Dead Girl Running (Cape Charade #1)(68)
She pulled back and looked at her whole self. She was too gaunt and pale. Her eyes were frightened, sad. At some point, someone had cut her hair into short stylish wisps that framed her face and hid that scar from view.
She had been sick for a long time. Someone had carefully cared for her. The only scenario she could imagine was that Gregory’s sister had somehow tracked her down and…and what? Been nice? Nothing about this made sense.
Except that she needed to escape.
She pulled the travel wallet over her head and tucked it under her shirt. Making as little noise as possible, she left the bathroom and went to the door that led to the corridor. She poked her head out. One glance told her all she needed to know.
The laughter came from the nurses’ station at one end of the corridor. A dozen people in scrubs: the staff in this wing of a medical center. A man in dark blue scrubs knelt on one knee before a woman in pink patterned scrubs, and as Cecilia watched, the woman wiped a tear off her cheek, smiled and nodded.
More laughter, swiftly muffled.
A tired-looking man in a distinguished business suit walked toward the group, frowning.
Cecilia turned the other way, taking one careful step after another toward the exit sign. She passed two patients, one making the rounds on her walker, one seated in a wheelchair. They looked curiously at her, her IV stand and the dangling tubes, but made no comment.
She pushed on the exit door, stepped onto the landing.
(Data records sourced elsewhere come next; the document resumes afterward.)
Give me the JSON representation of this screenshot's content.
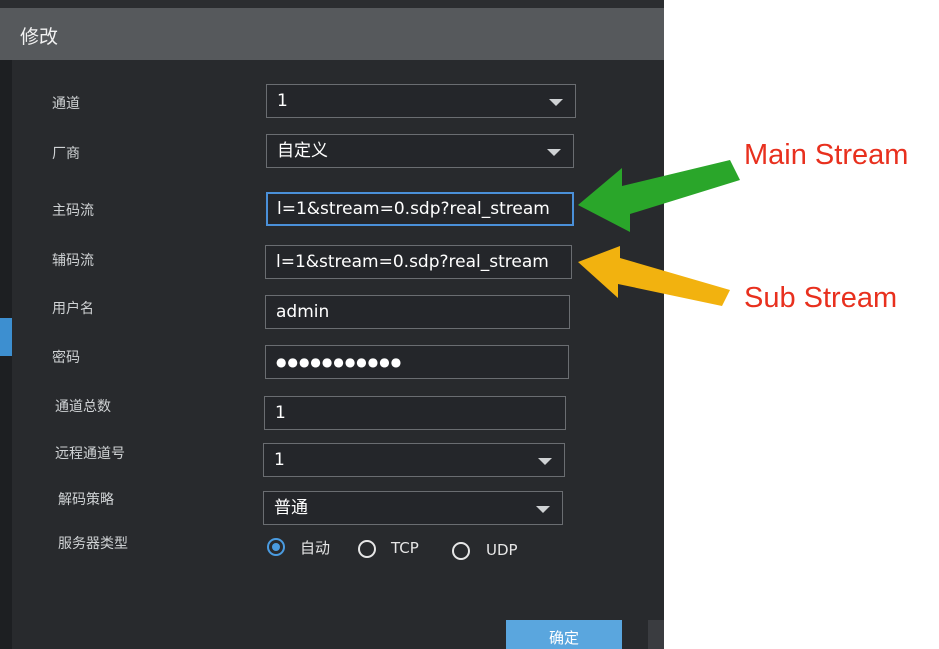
{
  "dialog": {
    "title": "修改",
    "ok_label": "确定"
  },
  "fields": {
    "channel": {
      "label": "通道",
      "value": "1"
    },
    "vendor": {
      "label": "厂商",
      "value": "自定义"
    },
    "main_stream": {
      "label": "主码流",
      "value": "l=1&stream=0.sdp?real_stream"
    },
    "sub_stream": {
      "label": "辅码流",
      "value": "l=1&stream=0.sdp?real_stream"
    },
    "username": {
      "label": "用户名",
      "value": "admin"
    },
    "password": {
      "label": "密码",
      "value": "●●●●●●●●●●●"
    },
    "channel_total": {
      "label": "通道总数",
      "value": "1"
    },
    "remote_channel": {
      "label": "远程通道号",
      "value": "1"
    },
    "decode_policy": {
      "label": "解码策略",
      "value": "普通"
    },
    "server_type": {
      "label": "服务器类型",
      "options": [
        "自动",
        "TCP",
        "UDP"
      ],
      "selected": "自动"
    }
  },
  "annotations": {
    "main": {
      "text": "Main Stream",
      "color": "#2aa62a"
    },
    "sub": {
      "text": "Sub Stream",
      "color": "#f2b20f"
    },
    "text_color": "#e8301e"
  }
}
A flight of stairs went up and down.
She looked at the number on the wall. She was on the second floor.
She could do this.
She pushed the IV pole into the corner, grasped the handrail and, taking her time, descended to street level. The exit door warned, “Security alarm will sound if door is opened.”
She stopped, took several long breaths, gave the door a push and sprinted outside—onto a sidewalk beside a busy city street. Thank God. Thank God. She could quickly vanish. Straightening her shoulders, she joined the stream of people and disappeared into the city.
She would never be Cecilia again.
*
In her cottage kitchen, Kellen assembled her salad on her plate and sat down at the eating bar. She picked up her fork, put it down and rubbed the scar on her forehead.
Ceecee. Ceecee. Where are you? Come back to me…
Max Di Luca reminded her of the man in the corridor. The suit. The size. He didn’t look tired anymore. And she wasn’t sure, anyway. She’d been intent on escape. She’d only glanced.
But if that was the truth, she had known him before.
In Philadelphia.
31
That day, Kellen didn’t return to the resort. If they had needed her, she would have gone, of course. But with a skeleton crew and few guests, she was able to handle the couple of crises from her phone. She wasn’t avoiding Max; she was taking some much needed downtime.
Besides, a new memory was nudging itself up from the depths of her brain…
A park, trees bare of leaves, openmouthed pedestrians running. A man with a thin, familiar face who spoke with an Italian accent. He held a Beretta Pico to her forehead…
In the background, a man raced toward them and…
And nothing. Whatever happened then…was gone.
But that explained her scar, and why she woke up in the hospital that was maybe a mental ward and maybe not, and why when she woke, she was afraid someone was trying to hurt her. Maybe she wasn’t crazy. Maybe if she knew all the facts, she would at least understand what had happened.
Maybe Max could tell her.
She should ask him.
Instead, Kellen pulled up her laptop and went to work, approving menus, viewing the employee roster with an eye to who might be the biggest baddest importer/murderer in the world, studying the resort’s blueprints and wondering where Priscilla could have stashed the tomb art. The architect had designed the resort for visual impact, not working efficiency. Storage closets hid in absurdly inconvenient locations, narrow maids’ stairways twisted and turned behind the walls, old-fashioned dumbwaiters that had once lifted and lowered linens and plates from level to level… Even if Priscilla Carter had hidden the tomb art somewhere in the resort, one of the housekeepers could have found that gross figure of a man with his massive penis, shrieked in horror and tossed it all in the garbage.
Kellen sighed.
The phone rang.
It was Annie. Her warm voice asked, “How are things going?”
My friends are mad at me.
I’m being haunted by a ghost or tormented by someone who knows my past, and I’m not sure which is worse.
Nils Brooks wants to kiss me.
Your stupid nephew thinks I’m a delicate flower. Or a quitter. I don’t know which is more insulting.
“As well as can be expected. Employees are jumping ship at an alarming rate. I hope you’re all right with this, but I’m approving every unexpected request for vacation and leave, and offering a bonus when they return.”
Annie’s voice grew somber. “You’re doing exactly the right thing. They’re nervous about the murders?”
“Add to that the weather.” Kellen glanced at the radar. “We’ve got another big storm coming in. It’s four in the afternoon and like midnight out there. You know. The darkness is difficult even without finding a corpse or two.”
“When I get back, I’ll send you on vacation whether you want it or not!”